Saturday, October 16, 2010

Hedge Fund Industry Requests Exemptions for Fund Advisers from Proposed UK Remuneration Code

Citing fundamental structural differences between hedge fund advisory firms and other financial firms, the hedge fund industry asked that the firms be exempted from some provisions of the proposed UK Remuneration Code. In a letter to the Financial Services Authority, the Managed Funds Association also requested an appropriate transition period for hedge fund advisers since the timelines for implementation, which begin as early as January 1, 2011, do not provide sufficient time to allow firms to implement changes that may be required as a result of the Code. While strongly supportive of the Code’s goal of developing compensation policies that promote effective risk management, the MFA pointed out that the significant management ownership in the funds managed by the adviser ensures that an adviser and its senior employees seek long-term profits and discourages excessive short-term risk taking.

Unlike many financial institutions, hedge fund advisers are typically privately owned and, therefore, do not have public shareholders. Moreover, the principals who own the hedge fund adviser are also typically the adviser’s senior management with primary responsibility for the portfolio management activities and oversight of other adviser employees. Thus, unlike financial institutions with public shareholders, the management and ownership of hedge fund advisers is integrated, not separated, thus ensuring an alignment of interest providing a strong incentive to manage risks.

Because the structure of hedge fund advisers promotes alignment of interests between management and ownership, the MFA believes that hedge fund advisers do not need to be subject to those provisions in the Code that are designed to achieve the same result. The association also believes that payments tied to a person’s ownership stake in a hedge fund adviser should not be treated as remuneration and should thus be deemed outside of the scope of the Code. In the MFA’s view, the treatment of these types of payments as remuneration under the Code would unfairly subject the owners of one type of business structure to restrictions on their ownership interests.

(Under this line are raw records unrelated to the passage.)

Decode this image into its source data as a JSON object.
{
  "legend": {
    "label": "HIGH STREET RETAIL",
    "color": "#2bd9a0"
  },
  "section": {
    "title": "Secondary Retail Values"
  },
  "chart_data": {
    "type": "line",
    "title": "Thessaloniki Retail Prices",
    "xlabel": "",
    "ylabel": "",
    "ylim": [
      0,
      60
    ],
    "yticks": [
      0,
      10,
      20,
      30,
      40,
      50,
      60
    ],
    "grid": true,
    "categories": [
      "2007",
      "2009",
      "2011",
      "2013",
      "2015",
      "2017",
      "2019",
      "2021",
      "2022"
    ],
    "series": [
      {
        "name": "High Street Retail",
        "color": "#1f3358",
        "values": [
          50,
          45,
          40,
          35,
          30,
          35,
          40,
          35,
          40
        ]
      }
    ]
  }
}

Similarly, the MFA noted that the revenue model for hedge fund advisers is distinct from that of other financial firms since hedge fund advisers generate profits by receiving management and performance fees for successfully managing client assets as distinct from trading their own. Moreover, because hedge fund adviser fees are generally not subject to claw-back, profits earned for the adviser are not subject to the risk of future loss. Further, because the principals of the hedge fund adviser typically have significant amounts of their own capital invested in the funds they advise, and because the performance fees earned by the adviser typically are subject to high-water marks, the fee structure for advisers is designed to encourage long-term profits and to discourage excessive short-term risk taking.

The FSA proposal seeks to include the senior management and primary risk takers within the scope of the Code. The MFA fears that the definition of “Code Staff” is overly broad in two key respects. First, the reference to risk takers in the definition and the related guidance potentially includes junior persons within a hedge fund adviser as well as persons who do not make material risk judgments on behalf of the adviser. The association urged the FSA to provide further guidance on the types of persons intended to be included in the term “risk taker,” which should provide flexibility based on the different types of business models and structures of firms subject to the Code. Second, the MFA is concerned that there are global hedge fund advisers who have registered personnel within their international groups with the FSA as approved persons performing significant influence functions who appear to fall within the definition of “Code Staff” even when they are not employees of the UK firm and do not receive any remuneration from the UK entity.

In the MFA’s view, employees of a non-European parent entity of a UK entity should not be deemed Code Staff unless they receive remuneration from the UK entity. This is the appropriate treatment even if that person is registered with the FSA as an approved person performing a significant influence function.

Because hedge fund advisers earn annual fees not subject to claw-back or other future adjustments, the MFA believes that Code requirement to defer 40 to 60 percent of variable remuneration over a period of at least three years should not be applicable to hedge fund advisers. The association is also concerned that the deferral requirements could have adverse tax implications on senior employees of hedge fund advisers. Because these senior employees are also likely to be owners of the adviser, said the MFA, much of what may be deemed variable remuneration is related to their ownership stake. As a result, the deferral requirements of the Code could result in these senior employees having tax liabilities in excess of the amount of cash they are permitted to earn under the Code in a given year.

Another Code provision on the payment of 50 percent of variable remuneration in shares
is not practicable for hedge fund advisory firms with no active market for the ownership interests in the adviser. This creates complications if those interests have to be used as remuneration for employees. Moreover, employees that receive those interests would be extremely limited in their ability to dispose of them at a future date.

Finally, the MFA cautioned that the Code’s ratio provisions requiring hedge fund advisory firms to contractually pay their employees a higher percentage of fixed remuneration would have the unintended consequences of restricting the firm’s ability to limit total remuneration in difficult times when many hedge fund advisers face severely reduced bonuses and of limiting the firm’s flexibility in periods of underperformance. Higher fixed remuneration would also disrupt the alignment of interests among the advisory firm, its employees and the adviser’s clients that results from the current revenue and remuneration structures of hedge fund advisers.